The company generally bills between $5 and $50 per “character second,” or the amount of screen time a client orders for a motion-capture character. The firm bills a flat rate for jobs that stretch into the hours.

Transitioning from a service provider to a producer of content is a strategy fraught with risk due to the high costs of production and uncertainty of commercial appeal. Some visual effects firms, including Venice’s Digital Domain, have learned that the hard way.

But Rausch believes his company has a leg up since it is developing proprietary technology that can reduce the time it takes to produce motion-capture animation, thus reducing costs. The technology, he said, can place a motion-captured character into more developed surroundings than other technologies, which give a rougher outline that must be worked on to a greater extent.

“The technology will allow us to bring high-end CG to market much faster,” he said.

Sky-High Beats

In-flight connectivity and entertainment company Global Eagle Entertainment is hoping to make headway with international airlines after landing a deal with Santa Monica’s Beats Music, owned by Apple Inc.

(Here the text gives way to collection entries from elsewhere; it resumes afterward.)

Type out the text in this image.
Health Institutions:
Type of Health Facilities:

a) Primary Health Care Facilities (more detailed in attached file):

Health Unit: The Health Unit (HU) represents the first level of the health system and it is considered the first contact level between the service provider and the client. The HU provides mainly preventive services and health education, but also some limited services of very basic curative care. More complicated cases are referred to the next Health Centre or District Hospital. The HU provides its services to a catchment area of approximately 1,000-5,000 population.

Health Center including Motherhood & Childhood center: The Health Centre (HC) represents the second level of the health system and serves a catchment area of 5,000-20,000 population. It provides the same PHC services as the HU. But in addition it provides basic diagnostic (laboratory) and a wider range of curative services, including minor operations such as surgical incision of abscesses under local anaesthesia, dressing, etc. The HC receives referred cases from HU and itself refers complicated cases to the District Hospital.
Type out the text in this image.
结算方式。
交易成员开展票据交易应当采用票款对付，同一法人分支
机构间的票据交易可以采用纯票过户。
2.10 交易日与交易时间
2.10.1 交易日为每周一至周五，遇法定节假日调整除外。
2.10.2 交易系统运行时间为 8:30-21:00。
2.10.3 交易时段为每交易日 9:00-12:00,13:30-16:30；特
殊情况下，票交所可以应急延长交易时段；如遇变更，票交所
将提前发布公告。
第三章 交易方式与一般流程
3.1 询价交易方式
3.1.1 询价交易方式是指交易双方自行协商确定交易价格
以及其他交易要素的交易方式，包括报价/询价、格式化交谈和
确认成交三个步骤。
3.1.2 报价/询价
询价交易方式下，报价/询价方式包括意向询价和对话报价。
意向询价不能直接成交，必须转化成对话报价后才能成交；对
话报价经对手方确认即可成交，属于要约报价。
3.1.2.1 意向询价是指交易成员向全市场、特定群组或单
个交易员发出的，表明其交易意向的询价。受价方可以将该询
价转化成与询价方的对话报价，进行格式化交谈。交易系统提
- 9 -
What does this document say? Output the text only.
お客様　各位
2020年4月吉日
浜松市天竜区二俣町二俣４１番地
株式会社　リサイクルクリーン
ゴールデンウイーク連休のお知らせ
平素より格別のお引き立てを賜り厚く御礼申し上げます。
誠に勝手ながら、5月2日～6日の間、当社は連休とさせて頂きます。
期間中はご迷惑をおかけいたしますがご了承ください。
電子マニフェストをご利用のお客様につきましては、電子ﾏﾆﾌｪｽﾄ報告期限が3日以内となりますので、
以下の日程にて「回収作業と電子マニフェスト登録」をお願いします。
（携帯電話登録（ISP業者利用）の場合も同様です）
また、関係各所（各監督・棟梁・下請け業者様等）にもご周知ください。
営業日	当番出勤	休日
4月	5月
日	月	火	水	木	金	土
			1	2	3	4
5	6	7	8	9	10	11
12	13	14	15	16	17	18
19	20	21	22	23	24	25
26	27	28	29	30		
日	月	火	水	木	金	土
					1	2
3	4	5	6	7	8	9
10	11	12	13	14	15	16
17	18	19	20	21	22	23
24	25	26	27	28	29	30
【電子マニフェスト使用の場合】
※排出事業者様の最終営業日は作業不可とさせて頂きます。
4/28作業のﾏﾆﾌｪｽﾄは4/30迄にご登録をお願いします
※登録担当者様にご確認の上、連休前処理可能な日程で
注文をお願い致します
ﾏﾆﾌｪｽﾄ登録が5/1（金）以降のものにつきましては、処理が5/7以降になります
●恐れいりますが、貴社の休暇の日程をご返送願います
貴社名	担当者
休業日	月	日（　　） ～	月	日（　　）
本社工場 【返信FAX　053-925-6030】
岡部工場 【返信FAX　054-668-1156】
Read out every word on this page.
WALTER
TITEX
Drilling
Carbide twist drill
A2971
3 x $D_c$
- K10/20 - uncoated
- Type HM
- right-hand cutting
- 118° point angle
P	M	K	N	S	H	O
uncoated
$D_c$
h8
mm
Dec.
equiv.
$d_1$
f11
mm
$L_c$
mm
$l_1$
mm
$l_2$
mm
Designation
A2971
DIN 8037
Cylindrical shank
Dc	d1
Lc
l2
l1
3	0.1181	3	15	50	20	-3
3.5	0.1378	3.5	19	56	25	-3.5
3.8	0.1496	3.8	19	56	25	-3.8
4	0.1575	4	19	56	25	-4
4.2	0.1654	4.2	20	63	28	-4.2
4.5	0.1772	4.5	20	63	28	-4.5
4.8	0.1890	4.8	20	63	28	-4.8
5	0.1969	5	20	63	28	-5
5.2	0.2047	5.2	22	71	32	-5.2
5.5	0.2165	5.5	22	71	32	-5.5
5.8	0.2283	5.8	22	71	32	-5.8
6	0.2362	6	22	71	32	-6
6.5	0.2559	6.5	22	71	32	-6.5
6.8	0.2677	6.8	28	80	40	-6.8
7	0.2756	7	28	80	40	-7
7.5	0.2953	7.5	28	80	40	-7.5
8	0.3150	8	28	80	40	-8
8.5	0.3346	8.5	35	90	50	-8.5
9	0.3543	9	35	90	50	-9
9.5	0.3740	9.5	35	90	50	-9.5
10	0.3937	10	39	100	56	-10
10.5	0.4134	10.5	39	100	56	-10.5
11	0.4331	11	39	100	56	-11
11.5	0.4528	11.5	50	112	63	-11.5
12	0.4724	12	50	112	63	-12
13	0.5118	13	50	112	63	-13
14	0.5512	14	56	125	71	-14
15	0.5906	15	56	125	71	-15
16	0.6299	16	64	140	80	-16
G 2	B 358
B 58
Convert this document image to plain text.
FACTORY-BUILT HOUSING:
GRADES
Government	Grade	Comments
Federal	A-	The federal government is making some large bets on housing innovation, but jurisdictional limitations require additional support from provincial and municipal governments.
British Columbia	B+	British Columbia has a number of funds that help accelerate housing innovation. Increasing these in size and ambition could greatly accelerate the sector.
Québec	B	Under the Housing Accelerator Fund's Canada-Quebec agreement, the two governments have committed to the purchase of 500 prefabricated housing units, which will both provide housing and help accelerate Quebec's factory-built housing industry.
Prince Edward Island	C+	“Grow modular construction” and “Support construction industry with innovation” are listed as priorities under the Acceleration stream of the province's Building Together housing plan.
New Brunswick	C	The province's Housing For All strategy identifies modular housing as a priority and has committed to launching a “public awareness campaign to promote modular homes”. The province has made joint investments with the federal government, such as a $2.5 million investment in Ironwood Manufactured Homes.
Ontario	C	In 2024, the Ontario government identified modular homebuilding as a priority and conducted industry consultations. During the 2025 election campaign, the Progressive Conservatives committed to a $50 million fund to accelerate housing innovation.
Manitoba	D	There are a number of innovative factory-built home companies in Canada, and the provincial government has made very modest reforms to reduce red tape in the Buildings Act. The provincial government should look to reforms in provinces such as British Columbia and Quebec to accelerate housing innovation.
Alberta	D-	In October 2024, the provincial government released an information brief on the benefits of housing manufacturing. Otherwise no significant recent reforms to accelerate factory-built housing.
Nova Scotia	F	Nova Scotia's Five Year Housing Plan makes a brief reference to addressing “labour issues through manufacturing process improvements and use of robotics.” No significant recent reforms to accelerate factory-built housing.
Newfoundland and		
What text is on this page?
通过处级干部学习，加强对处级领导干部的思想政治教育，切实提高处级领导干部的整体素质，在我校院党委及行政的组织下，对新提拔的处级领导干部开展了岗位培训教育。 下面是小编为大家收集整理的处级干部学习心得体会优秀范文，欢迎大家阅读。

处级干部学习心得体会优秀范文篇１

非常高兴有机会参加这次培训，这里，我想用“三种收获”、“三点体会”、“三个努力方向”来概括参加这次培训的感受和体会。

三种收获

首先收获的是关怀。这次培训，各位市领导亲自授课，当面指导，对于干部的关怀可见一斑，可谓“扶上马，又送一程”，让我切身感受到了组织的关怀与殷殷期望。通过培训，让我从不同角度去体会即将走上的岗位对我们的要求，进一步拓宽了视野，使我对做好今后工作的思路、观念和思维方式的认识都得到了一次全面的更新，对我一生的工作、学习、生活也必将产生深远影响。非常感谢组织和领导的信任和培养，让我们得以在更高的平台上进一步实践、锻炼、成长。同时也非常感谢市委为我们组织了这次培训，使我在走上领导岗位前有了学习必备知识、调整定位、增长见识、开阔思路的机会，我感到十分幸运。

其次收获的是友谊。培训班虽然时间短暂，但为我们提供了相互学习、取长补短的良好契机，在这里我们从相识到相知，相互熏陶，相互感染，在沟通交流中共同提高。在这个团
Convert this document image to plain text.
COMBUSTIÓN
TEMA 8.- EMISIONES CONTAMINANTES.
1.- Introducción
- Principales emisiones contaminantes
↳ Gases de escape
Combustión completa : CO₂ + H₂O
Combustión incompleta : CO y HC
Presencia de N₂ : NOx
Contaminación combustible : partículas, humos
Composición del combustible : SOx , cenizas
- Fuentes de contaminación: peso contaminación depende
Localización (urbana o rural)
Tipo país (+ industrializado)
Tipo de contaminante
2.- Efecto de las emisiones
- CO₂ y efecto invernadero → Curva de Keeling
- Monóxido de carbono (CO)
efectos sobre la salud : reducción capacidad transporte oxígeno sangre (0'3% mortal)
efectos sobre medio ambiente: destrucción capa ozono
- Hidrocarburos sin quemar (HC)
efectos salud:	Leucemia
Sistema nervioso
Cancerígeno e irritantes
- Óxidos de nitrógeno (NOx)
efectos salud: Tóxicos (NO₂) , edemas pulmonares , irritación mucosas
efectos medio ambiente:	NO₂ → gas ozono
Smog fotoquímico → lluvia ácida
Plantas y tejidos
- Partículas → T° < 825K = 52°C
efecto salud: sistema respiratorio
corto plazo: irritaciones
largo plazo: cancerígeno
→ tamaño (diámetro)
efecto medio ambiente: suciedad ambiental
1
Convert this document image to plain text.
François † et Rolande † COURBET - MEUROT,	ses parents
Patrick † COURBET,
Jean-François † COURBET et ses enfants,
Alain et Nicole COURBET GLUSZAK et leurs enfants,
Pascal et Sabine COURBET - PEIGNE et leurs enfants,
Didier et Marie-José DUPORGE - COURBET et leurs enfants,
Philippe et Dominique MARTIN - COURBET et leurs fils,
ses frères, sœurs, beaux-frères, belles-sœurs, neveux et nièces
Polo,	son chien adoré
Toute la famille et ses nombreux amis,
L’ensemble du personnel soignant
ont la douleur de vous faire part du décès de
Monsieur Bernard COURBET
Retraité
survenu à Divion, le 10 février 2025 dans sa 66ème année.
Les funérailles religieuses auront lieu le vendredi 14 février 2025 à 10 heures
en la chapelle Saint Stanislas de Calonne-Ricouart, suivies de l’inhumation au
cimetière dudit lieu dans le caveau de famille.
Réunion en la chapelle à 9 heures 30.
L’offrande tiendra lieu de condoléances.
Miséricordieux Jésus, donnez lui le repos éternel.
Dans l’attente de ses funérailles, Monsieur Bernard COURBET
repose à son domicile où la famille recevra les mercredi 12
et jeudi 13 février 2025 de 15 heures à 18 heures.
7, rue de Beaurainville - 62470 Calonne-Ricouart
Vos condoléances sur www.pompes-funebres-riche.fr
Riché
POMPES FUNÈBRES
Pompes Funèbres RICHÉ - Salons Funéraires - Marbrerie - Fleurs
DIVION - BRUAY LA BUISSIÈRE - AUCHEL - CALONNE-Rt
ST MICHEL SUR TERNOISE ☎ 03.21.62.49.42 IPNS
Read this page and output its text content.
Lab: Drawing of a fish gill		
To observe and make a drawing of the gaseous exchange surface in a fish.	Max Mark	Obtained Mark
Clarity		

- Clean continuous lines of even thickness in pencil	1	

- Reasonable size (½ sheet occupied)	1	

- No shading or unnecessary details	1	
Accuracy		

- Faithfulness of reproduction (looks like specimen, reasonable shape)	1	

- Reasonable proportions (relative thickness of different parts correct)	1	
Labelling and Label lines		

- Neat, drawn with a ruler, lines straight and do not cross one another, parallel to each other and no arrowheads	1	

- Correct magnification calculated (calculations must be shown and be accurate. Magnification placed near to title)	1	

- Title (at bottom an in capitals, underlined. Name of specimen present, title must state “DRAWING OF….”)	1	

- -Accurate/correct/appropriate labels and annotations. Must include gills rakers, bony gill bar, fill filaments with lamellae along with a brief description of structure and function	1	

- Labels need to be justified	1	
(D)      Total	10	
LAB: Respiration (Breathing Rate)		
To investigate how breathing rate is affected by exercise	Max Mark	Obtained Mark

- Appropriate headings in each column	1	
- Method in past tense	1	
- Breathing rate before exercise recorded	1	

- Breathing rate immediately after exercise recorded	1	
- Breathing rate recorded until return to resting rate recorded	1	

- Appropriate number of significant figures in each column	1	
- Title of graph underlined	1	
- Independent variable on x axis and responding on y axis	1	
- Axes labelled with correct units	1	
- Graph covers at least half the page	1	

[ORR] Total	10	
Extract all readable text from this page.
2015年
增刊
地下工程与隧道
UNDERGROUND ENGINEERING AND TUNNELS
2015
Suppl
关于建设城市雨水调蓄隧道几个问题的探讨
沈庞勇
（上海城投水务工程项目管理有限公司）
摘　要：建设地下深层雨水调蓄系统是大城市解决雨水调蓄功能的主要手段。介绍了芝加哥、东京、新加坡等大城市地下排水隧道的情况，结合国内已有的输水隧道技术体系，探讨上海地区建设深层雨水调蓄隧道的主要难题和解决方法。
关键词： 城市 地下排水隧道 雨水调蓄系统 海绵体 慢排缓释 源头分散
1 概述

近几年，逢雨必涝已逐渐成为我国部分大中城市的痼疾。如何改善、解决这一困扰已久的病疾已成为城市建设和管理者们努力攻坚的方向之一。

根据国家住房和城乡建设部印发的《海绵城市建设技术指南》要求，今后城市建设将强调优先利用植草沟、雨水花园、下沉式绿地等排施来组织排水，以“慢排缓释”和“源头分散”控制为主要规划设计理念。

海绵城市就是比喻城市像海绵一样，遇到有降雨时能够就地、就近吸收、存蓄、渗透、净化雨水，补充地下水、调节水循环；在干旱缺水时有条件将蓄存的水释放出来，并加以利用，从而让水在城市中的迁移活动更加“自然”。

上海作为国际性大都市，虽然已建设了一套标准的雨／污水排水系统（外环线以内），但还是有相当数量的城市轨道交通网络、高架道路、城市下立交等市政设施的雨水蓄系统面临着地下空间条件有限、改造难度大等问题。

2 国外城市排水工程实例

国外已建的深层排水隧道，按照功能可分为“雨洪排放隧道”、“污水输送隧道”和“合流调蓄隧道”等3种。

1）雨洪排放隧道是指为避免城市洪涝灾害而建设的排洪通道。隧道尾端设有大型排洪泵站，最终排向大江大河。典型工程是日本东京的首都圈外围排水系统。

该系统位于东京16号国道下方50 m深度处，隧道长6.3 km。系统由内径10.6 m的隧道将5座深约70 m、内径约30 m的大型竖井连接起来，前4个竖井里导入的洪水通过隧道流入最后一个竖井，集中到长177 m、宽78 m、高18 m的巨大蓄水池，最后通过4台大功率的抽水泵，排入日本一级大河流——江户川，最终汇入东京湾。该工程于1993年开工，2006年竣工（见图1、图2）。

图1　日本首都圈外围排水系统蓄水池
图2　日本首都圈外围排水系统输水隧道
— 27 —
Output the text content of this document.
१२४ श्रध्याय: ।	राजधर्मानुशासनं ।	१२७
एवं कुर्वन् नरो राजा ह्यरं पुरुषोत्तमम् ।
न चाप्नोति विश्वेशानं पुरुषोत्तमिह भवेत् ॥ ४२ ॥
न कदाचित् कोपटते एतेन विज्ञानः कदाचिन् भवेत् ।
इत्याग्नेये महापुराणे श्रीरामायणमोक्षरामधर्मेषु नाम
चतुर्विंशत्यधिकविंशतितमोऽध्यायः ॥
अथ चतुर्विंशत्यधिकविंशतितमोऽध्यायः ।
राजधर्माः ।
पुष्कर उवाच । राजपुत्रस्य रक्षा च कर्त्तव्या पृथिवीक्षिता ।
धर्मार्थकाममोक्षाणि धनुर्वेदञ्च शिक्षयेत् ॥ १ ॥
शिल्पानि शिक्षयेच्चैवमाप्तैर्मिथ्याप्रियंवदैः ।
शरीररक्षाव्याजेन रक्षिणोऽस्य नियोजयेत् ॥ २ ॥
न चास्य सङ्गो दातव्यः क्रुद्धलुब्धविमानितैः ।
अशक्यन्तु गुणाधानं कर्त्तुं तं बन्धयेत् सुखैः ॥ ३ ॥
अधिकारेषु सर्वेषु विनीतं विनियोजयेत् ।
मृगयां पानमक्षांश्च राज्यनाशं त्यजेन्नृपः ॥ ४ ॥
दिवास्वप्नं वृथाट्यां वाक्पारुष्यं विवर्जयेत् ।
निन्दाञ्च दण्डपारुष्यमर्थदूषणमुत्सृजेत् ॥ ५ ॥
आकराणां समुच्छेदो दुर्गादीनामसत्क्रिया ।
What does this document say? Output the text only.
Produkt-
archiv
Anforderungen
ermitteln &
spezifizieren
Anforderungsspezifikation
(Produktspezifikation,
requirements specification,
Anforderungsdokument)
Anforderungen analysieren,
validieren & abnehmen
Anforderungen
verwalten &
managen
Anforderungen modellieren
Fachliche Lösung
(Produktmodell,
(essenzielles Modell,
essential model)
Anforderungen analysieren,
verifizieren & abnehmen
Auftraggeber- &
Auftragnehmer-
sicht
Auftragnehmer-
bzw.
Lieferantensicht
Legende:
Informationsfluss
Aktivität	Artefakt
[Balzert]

Last week, Global Eagle of Marina del Rey began offering a Beats streaming audio service to passengers of Southwest Airlines – the biggest customer of Global Eagle’s in-flight Wi-Fi and entertainment offerings. Terms of the deal were not disclosed.

The Beats offering is free to passengers, who can access playlists after connecting to Southwest’s in-flight Wi-Fi. The music is stored in an onboard server, which is also used to store movies that can be viewed on demand.

Global Eagle Chief Executive Dave Davis said he believed the Beats deal will give his company some added appeal as it looks to expand its offerings to international carriers. (The domestic market is already pretty well spoken for.)

“This streaming music service we see as another arrow in our quiver to grow internationally,” he said. “With the international carriers, the field is wide open.”

Davis was promoted to chief executive in July after previous turns as chief financial officer and chief operating officer. He said he reached out to Beats prior to its $3 billion acquisition by Apple earlier this year.

Beats is hoping to get a promotional lift from the service – passengers will be asked to provide Beats with their e-mail address to keep listening after three songs, according to the New York Times. Promotional e-mails will presumably follow.

Davis said the deal is part of his company’s shift toward providing entertainment options that can be accessed on passengers’ ubiquitous mobile devices, rather than on seat-back consoles. Other efforts include securing more rights for live sports that can be shown in flight, he said.

Golden Oldies?

As CBS Radio shakes things up at KRTH-FM (101.1), the oldies station’s ratings are falling.

In October, the station’s share of all local listeners fell to 4.2 percent of the local market, down from 4.5 percent the month before and 4.9 percent in August. It was the largest two-month drop among all stations surveyed by ratings firm Arbitron.

The station dropped four of its on-air weekend personalities in late September. Two weeks later, it brought in Maggie McKay and Joe Rosati to take over weekend time slots.

One theory posited by Daily News radio columnist Richard Wagoner is that the station is struggling to keep its audience of “oldies purists” as it transitions to more contemporary music – some of it as contemporary as the 1990s.